On avait interrompu la leçon pour courir à la baie, regarder, savoir, avec un peu d’anxiété, ce qui faisait passer un tel frémissement sur la foule massée devant l’écran géant de télémax.
Stéphanie, soudain, pousse un cri de terreur. Tout lui revient !
Le tremblement de terre, l’immeuble de télémax qui s’effondre, le sol qui s’ouvre… des hurlements épouvantables… Le dernier visage humain qu’elle a entrevu…
Un garçon de vingt-sept ou vingt-huit ans, d’allure assez sportive, celui qu’elle a repéré, depuis quelques jours, et qui ne vient à Pigalle que pour elle.
Un type bien. Pas du tout le genre voyou. Elle s’amuse parce qu’il n’a jamais osé l’aborder.
Il était là, elle en est sûre. Il a couru vers elle, au moment où…
Stéphanie a le vertige. Au moment où elle n’a plus senti le sol sous ses pas… Elle a été emportée, dans le plus vertigineux des abîmes…
Mais où est-elle donc, à présent ?
Il fait une chaleur de serre. Une chaleur moite, humide. Elle constate qu’elle porte encore son maillot de laine noir, qui la vêt intégralement des chevilles à la gorge. Aux pieds, ses chaussons de danse, encore convenablement bourrés d’ouate, pour pouvoir faire les pointes…
Elle rêve, sans doute. Elle est aux limites du songe et de la réalité… Mais non, pas de la réalité, puisqu’elle est encore dans une instabilité étrange…
Stéphanie tente de bouger et rien ne la retient. Mais elle ne tombe pas. Elle flotte, comme si elle était en plongée. Pourtant, elle s’en assure de seconde en seconde, elle ne nage pas. Elle est dans l’air. Enfin, dans une atmosphère quelconque.
Seigneur ! Qu’il fait chaud ! Une sorte de brume légère flotte alentour. Elle évolue au travers comme une sylphide et soudain, le vertige la saisit.
Elle danse. Mais elle doit être morte puisqu’elle danse comme si son corps n’avait plus de poids, ou presque. Elle évolue et il n’y a ni haut ni bas, ni droite ni gauche. Plus d’Olga, ni d’Ariette et de Jenny, de studio ni de place Pigalle, de foule horrifiée, ni de Paris, ni de…
Stéphanie ne sait plus. Mais elle se sent très bien, voilà qui est le plus surprenant. Cette impondérabilité corporelle crée en elle une euphorie inconnue.
Stéphanie danse son plus beau ballet, ayant atteint le rêve de toute postulante à la danse : échapper à la pesanteur, évoluer, être aérien, sur une scène infinie, en une chorégraphie qui renie toutes les normes de cette pauvre agitation ridicule que les Terriens admirent sous l’égide de la déesse Terpsichore.
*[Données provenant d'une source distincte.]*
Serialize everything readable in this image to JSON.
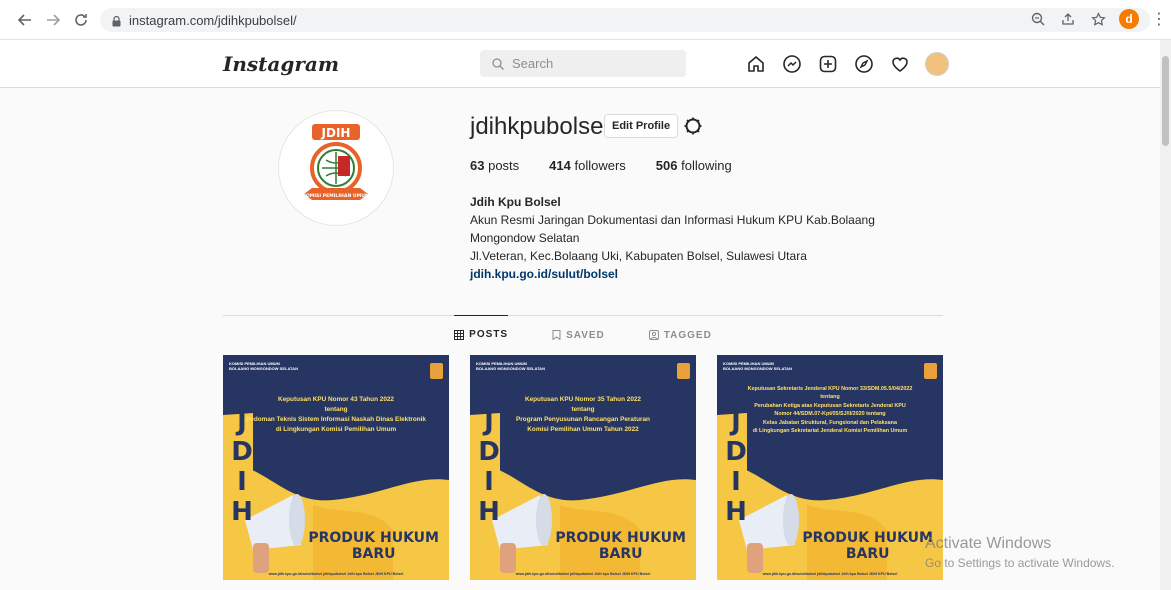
{
  "browser": {
    "url": "instagram.com/jdihkpubolsel/",
    "profile_initial": "d"
  },
  "header": {
    "logo": "Instagram",
    "search_placeholder": "Search"
  },
  "profile": {
    "username": "jdihkpubolsel",
    "edit_profile_label": "Edit Profile",
    "stats": {
      "posts_count": "63",
      "posts_label": "posts",
      "followers_count": "414",
      "followers_label": "followers",
      "following_count": "506",
      "following_label": "following"
    },
    "bio": {
      "full_name": "Jdih Kpu Bolsel",
      "line1": "Akun Resmi Jaringan Dokumentasi dan Informasi Hukum KPU Kab.Bolaang",
      "line2": "Mongondow Selatan",
      "line3": "Jl.Veteran, Kec.Bolaang Uki, Kabupaten Bolsel, Sulawesi Utara",
      "link": "jdih.kpu.go.id/sulut/bolsel"
    },
    "avatar": {
      "banner_text": "JDIH",
      "ribbon_text": "KOMISI PEMILIHAN UMUM"
    }
  },
  "tabs": [
    {
      "label": "POSTS",
      "active": true
    },
    {
      "label": "SAVED",
      "active": false
    },
    {
      "label": "TAGGED",
      "active": false
    }
  ],
  "posts": [
    {
      "header": "KOMISI PEMILIHAN UMUM\nBOLAANG MONGONDOW SELATAN",
      "headline": "Keputusan KPU Nomor 43 Tahun 2022\ntentang\nPedoman Teknis Sistem Informasi Naskah Dinas Elektronik\ndi Lingkungan Komisi Pemilihan Umum",
      "jdih": "J\nD\nI\nH",
      "produk": "PRODUK HUKUM\nBARU",
      "footer": "www.jdih.kpu.go.id/sulut/bolsel   jdihkpubolsel   Jdih kpu Bolsel   JDIH KPU Bolsel"
    },
    {
      "header": "KOMISI PEMILIHAN UMUM\nBOLAANG MONGONDOW SELATAN",
      "headline": "Keputusan KPU Nomor 35 Tahun 2022\ntentang\nProgram Penyusunan Rancangan Peraturan\nKomisi Pemilihan Umum Tahun 2022",
      "jdih": "J\nD\nI\nH",
      "produk": "PRODUK HUKUM\nBARU",
      "footer": "www.jdih.kpu.go.id/sulut/bolsel   jdihkpubolsel   Jdih kpu Bolsel   JDIH KPU Bolsel"
    },
    {
      "header": "KOMISI PEMILIHAN UMUM\nBOLAANG MONGONDOW SELATAN",
      "headline": "Keputusan Sekretaris Jenderal KPU Nomor 33/SDM.05.5/04/2022\ntentang\nPerubahan Ketiga atas Keputusan Sekretaris Jenderal KPU\nNomor 44/SDM.07-Kpt/05/SJ/II/2020 tentang\nKelas Jabatan Struktural, Fungsional dan Pelaksana\ndi Lingkungan Sekretariat Jenderal Komisi Pemilihan Umum",
      "jdih": "J\nD\nI\nH",
      "produk": "PRODUK HUKUM\nBARU",
      "footer": "www.jdih.kpu.go.id/sulut/bolsel   jdihkpubolsel   Jdih kpu Bolsel   JDIH KPU Bolsel"
    }
  ],
  "watermark": {
    "line1": "Activate Windows",
    "line2": "Go to Settings to activate Windows."
  },
  "colors": {
    "post_navy": "#273562",
    "post_yellow": "#f6c745",
    "link": "#00376b"
  }
}
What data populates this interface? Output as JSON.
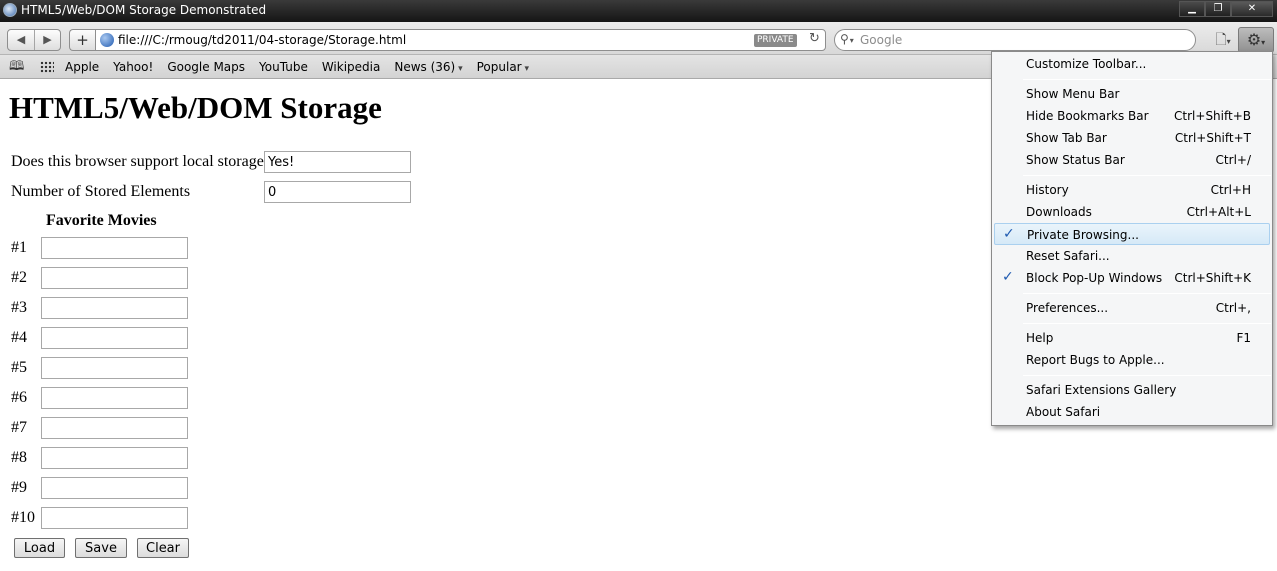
{
  "window": {
    "title": "HTML5/Web/DOM Storage Demonstrated",
    "controls": [
      "▁",
      "❐",
      "✕"
    ]
  },
  "toolbar": {
    "back_glyph": "◀",
    "forward_glyph": "▶",
    "add_glyph": "+",
    "url": "file:///C:/rmoug/td2011/04-storage/Storage.html",
    "private_badge": "PRIVATE",
    "search_placeholder": "Google",
    "icons": [
      "back-icon",
      "forward-icon",
      "plus-icon",
      "globe-icon",
      "reload-icon",
      "search-icon",
      "page-icon",
      "gear-icon"
    ]
  },
  "bookmarks": {
    "items": [
      "Apple",
      "Yahoo!",
      "Google Maps",
      "YouTube",
      "Wikipedia",
      "News (36)",
      "Popular"
    ]
  },
  "page": {
    "heading": "HTML5/Web/DOM Storage",
    "support_label": "Does this browser support local storage?",
    "support_value": "Yes!",
    "count_label": "Number of Stored Elements",
    "count_value": "0",
    "movies_heading": "Favorite Movies",
    "movie_labels": [
      "#1",
      "#2",
      "#3",
      "#4",
      "#5",
      "#6",
      "#7",
      "#8",
      "#9",
      "#10"
    ],
    "buttons": {
      "load": "Load",
      "save": "Save",
      "clear": "Clear"
    }
  },
  "menu": {
    "checkmark": "✓",
    "items": [
      {
        "label": "Customize Toolbar...",
        "shortcut": ""
      },
      {
        "label": "Show Menu Bar",
        "shortcut": ""
      },
      {
        "label": "Hide Bookmarks Bar",
        "shortcut": "Ctrl+Shift+B"
      },
      {
        "label": "Show Tab Bar",
        "shortcut": "Ctrl+Shift+T"
      },
      {
        "label": "Show Status Bar",
        "shortcut": "Ctrl+/"
      },
      {
        "label": "History",
        "shortcut": "Ctrl+H"
      },
      {
        "label": "Downloads",
        "shortcut": "Ctrl+Alt+L"
      },
      {
        "label": "Private Browsing...",
        "shortcut": "",
        "checked": true,
        "highlighted": true
      },
      {
        "label": "Reset Safari...",
        "shortcut": ""
      },
      {
        "label": "Block Pop-Up Windows",
        "shortcut": "Ctrl+Shift+K",
        "checked": true
      },
      {
        "label": "Preferences...",
        "shortcut": "Ctrl+,"
      },
      {
        "label": "Help",
        "shortcut": "F1"
      },
      {
        "label": "Report Bugs to Apple...",
        "shortcut": ""
      },
      {
        "label": "Safari Extensions Gallery",
        "shortcut": ""
      },
      {
        "label": "About Safari",
        "shortcut": ""
      }
    ]
  },
  "colors": {
    "titlebar": "#1e1e1e",
    "menu_highlight": "#d6e9f7",
    "check": "#1f5ab0"
  }
}
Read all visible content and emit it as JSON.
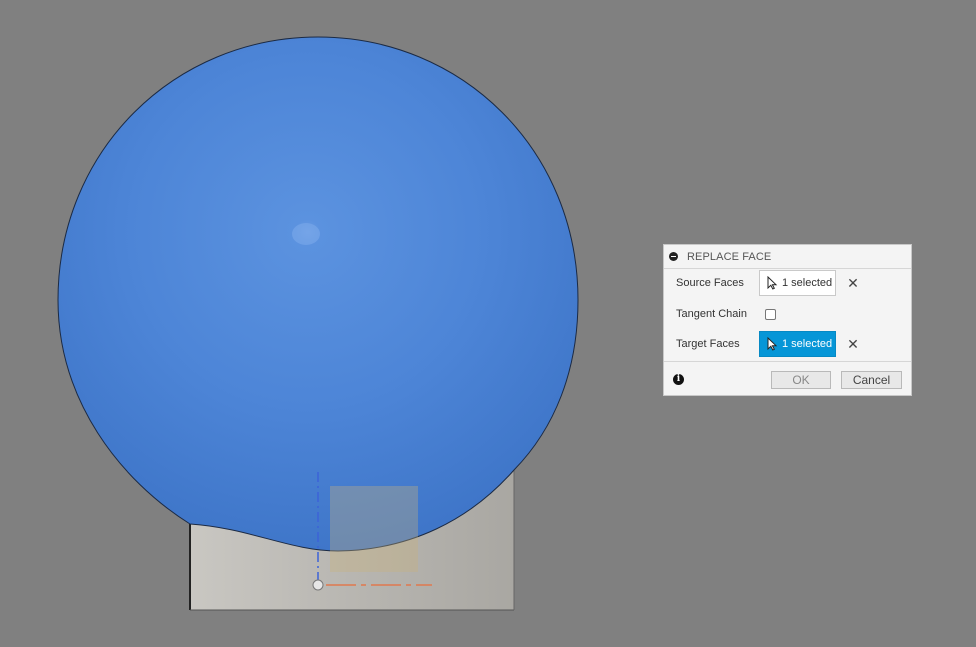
{
  "viewport": {
    "background_color": "#808080",
    "sphere_color": "#4f86d6",
    "body_color": "#b5b3ae"
  },
  "dialog": {
    "title": "REPLACE FACE",
    "collapse_icon": "minus-circle-icon",
    "rows": [
      {
        "label": "Source Faces",
        "selection": "1 selected",
        "state": "idle",
        "icon": "cursor-arrow-icon"
      },
      {
        "label": "Tangent Chain",
        "checked": false
      },
      {
        "label": "Target Faces",
        "selection": "1 selected",
        "state": "active",
        "icon": "cursor-arrow-icon"
      }
    ],
    "clear_icon": "close-icon",
    "info_icon": "info-icon",
    "ok_label": "OK",
    "cancel_label": "Cancel",
    "accent_color": "#0696d7"
  }
}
Stéphanie est partagée entre le charme de cet état de bien-être, presque de non-être, qui la chavire heureusement, et l’angoisse de ne pas comprendre, de ne pas savoir…
Elle voit des choses, des ombres, des silhouettes. Elle entend des murmures, des bruissements. Elle ressent d’étonnantes fluctuations venant de partout autour d’elle. Il lui semble qu’elle est plongée au sein d’une immense volière, mais une volière qui serait baignée dans une ambiance de hammam…
Et où les choses n’ont plus de poids.
La lumière est vive, légèrement tamisée par cette vapeur qui englobe toutes choses, si bien que rien n’est distinct. Stéphanie commence avec ahurissement à constater que tout cela est vrai, que son maillot est trempé – transpiration ? bain forcé ? ou quoi ? – et que réellement elle flotte, en mouvements gracieux et lents, qui la déportent plus qu’elle ne le voudrait, et qui la rendent étrangement gauche, elle, l’agile élève de Mlle Olga.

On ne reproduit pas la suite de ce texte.